MVP、村田しかない

WBCはできすぎた結末。世代交代を思わせる連覇。何が侍チームを変えたのかというと、村田の怪我である。
北京五輪もそうだったが、村田の4番はチームコンセプトからどうしても遠ざかる。スモールベースボールを目指しているのに、奇妙な巨大艦信仰のように4番には長いのをうてる奴を据える。その発想そのものを変えようと言うのがスモールベースボールなのに、基本コンセプトを曖昧にしてしまうちぐはぐ。それで大切な守備に大穴を開けている。そう下手ではないとかいいながら、9回2アウト満塁でサードゴロが飛ぶような局面でも同じプレーのできる奴なのかってことを問うているわけで、守備率なんて基準ではない。
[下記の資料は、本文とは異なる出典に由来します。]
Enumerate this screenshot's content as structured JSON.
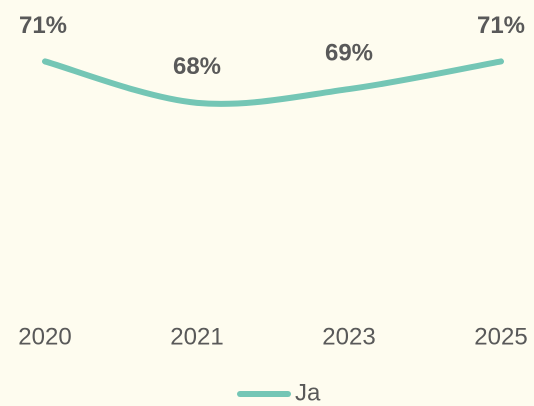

今回のラインナップも右の大砲という大和信仰がどうしてもぬぐえなかった。松井を招聘できなかったところであきらめていたはずなのに、やっぱり、4番には村田がいた。それでもって適当に打ったりするのでいよいよ曖昧なコンセプトが曖昧なまま履行されていった。そこへ怪我による離脱である。侍は白刃の下をくぐり抜けるようなものになった。
現代野球のキーは、1番、3番である。ここにちゃんと収まれるものと、2番さえこなせる能力が高いレベルでのチーム戦術を支えている。打順を見るがいい。すべて3番打者を十分にこなせる。城島だけが異質で、その城島が機能し始めると、いよいよ打線が動き始める。誰が出ても1番になり、次打者が2番になり、3番打者で返す。残った打者走者が1番になり、という具合に連続していく。1塁、3塁の野球でもある。村田離脱後は、完全にチームコンセプトが機能してきた。
となると、やっぱり、MVPは村田である。4回2/3で98球の勝ち投手なんて馬鹿げた野球をやっているメジャーリーグの超2流なんかにやるべきではない。35歳イチローも、これが花道。完全に世代が変わってしまう予感がある。
ところで、もっともっとほめていいのは、杉内だ。すばらしい。がんばれ、内海。また、内川は新しい右打者である。青木の打撃とともにもっともっと語られていい。
そういうスモールベースボールを、槙原と清原が解説しているのも皮肉な話だったなあ。